Keep admissions data secure

By Pamela Koszut

With the increased use of on-line applications for college admissions, one must worry about who will see it when personal information is submitted over the Internet. One would hope that given the prophesied commitment to keep all student data and records confidential, colleges would uphold their claims about student privacy. I was therefore unpleasantly shocked upon hearing that Princeton broke into Yale’s on-line admissions decisions.

Last Wednesday, Yale released information that Princeton University employees had gained unauthorized access to the admissions database and were able to look up admissions decision information for several students. Princeton’s associate dean and director of admissions, Stephen LeMenager, said that they did so innocently and were only checking to see if Yale’s site was secure. This seems rather suspicious given that several records were repeatedly accessed. Indeed, LeMenager himself stated that he did not know why the records were viewed more than once.

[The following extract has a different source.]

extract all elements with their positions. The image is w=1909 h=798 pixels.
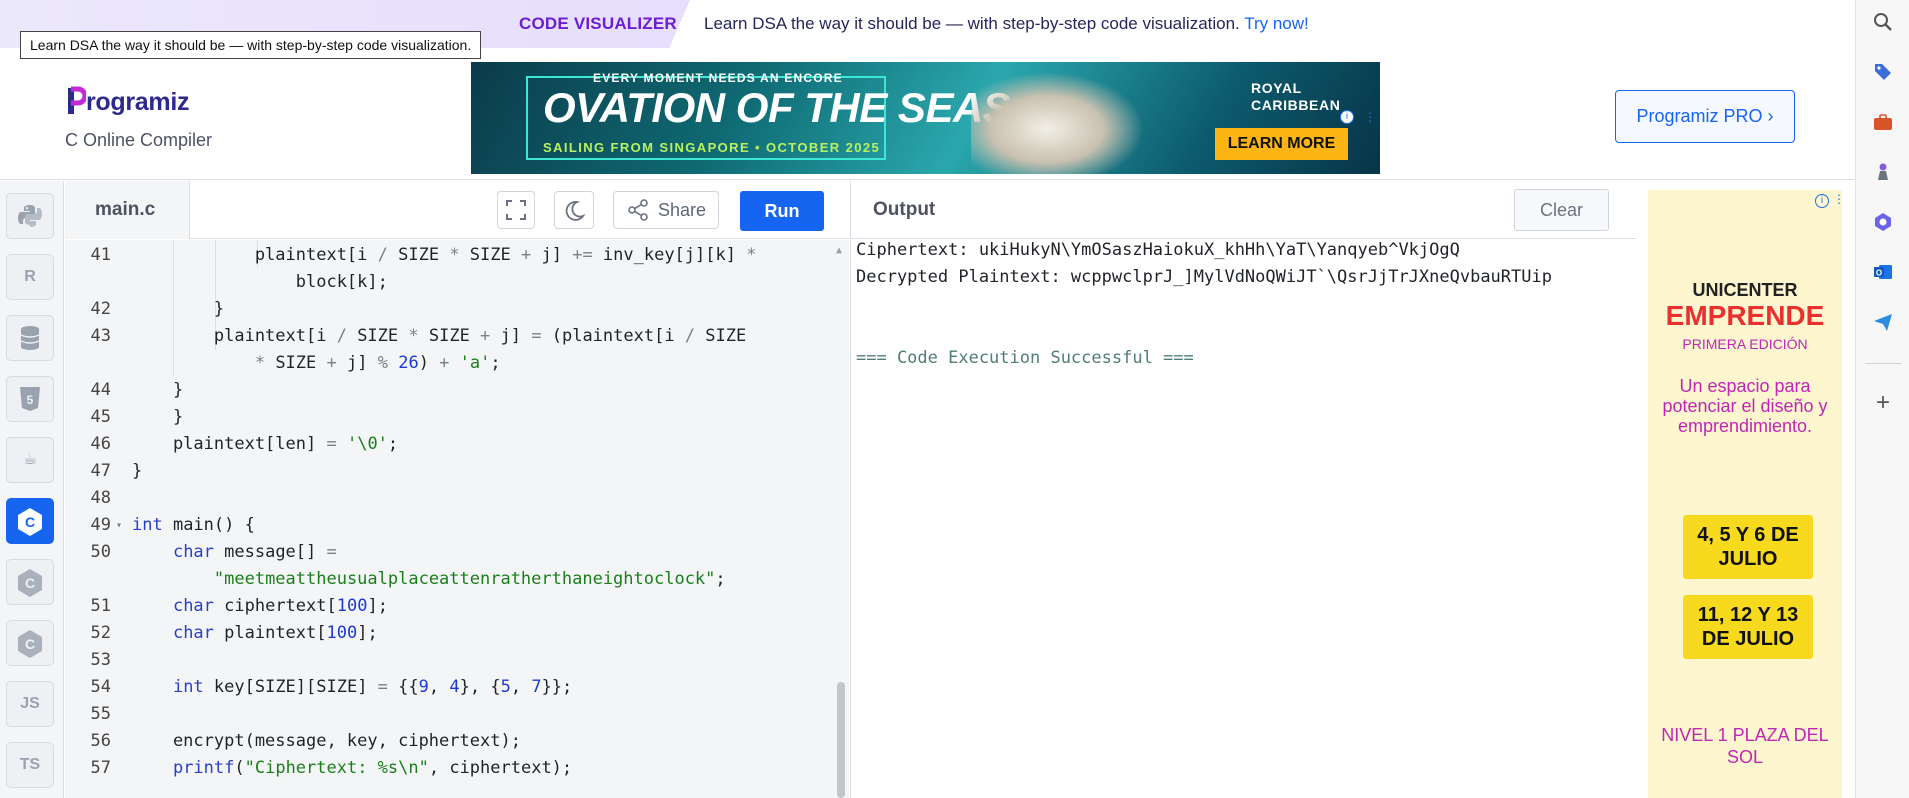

I cannot help but think how peculiar this “incident” is. It certainly raises questions about the entire application process. In order to save money on printing and ensure “efficiency” in obtaining student information in a more timely manner, more and more colleges are turning to on-line applications, which have the same application fees as the paper ones. This efficiency, however, can be quite insecure. For example, who is to stop hackers from obtaining personal financial information from the financial aid forms or even the credit card numbers used to pay the application fee?

More and more students are becoming but mere numbers and commodities—like cattle at the market that anyone can acquire with the right proposition. It seems to me that unless this situation is addressed, if one applies to a variety of schools, any one of those schools can learn the student’s fate at his or her other college choices. Indeed, almost all applications demand that their applicants list all of the schools that they are applying to. That said, since the social security number and birth-date were all that were required by Princeton to log on to a student’s area of Yale’s admissions website, anyone with that information could do the same. Scary prospect, no?

I am minimally consoled by the fact that Princeton officials could face criminal charges for their actions. It is true that the admissions officials who accessed the students’ information are responsible for their own activities and will inevitably be punished. However, I believe that they represent Princeton. Admissions officers work to “sell” the school by portraying it in the fairest and most appealing light to prospective students. That said, Princeton cannot simply pass the blame from itself as an institution onto its workers. Workers make up the university in the same sense that the students do.

All students, including those here at Chicago, have the right under the Family Educational Rights Privacy Act, also known as the Buckley Amendment, to have their personal information safeguarded by the institution(s) they entrust it to. Princeton’s breach of this law indeed seems to me to be a legal infraction.

Putting aside all of the legal repercussions, I firmly believe that accessing the private information of anyone speaks to a breach of moral and ethical conduct. If one is to believe LeMenager, then anyone, students, family, counselors, namely all who have access to social security numbers and birth-dates, can learn of one’s collegiate fate.

Chicago’s on-line application process seems to be somewhat different in that we utilize a university-created username and password to first login. After doing so, students can choose their own login information to protect their security. To be sure, this system seems to be more efficient and safe than that of Yale or any other mere birth-date and social security number login information sites.

Perhaps the applicants to Chicago can sleep somewhat soundly knowing that Princeton will not gain their personal information.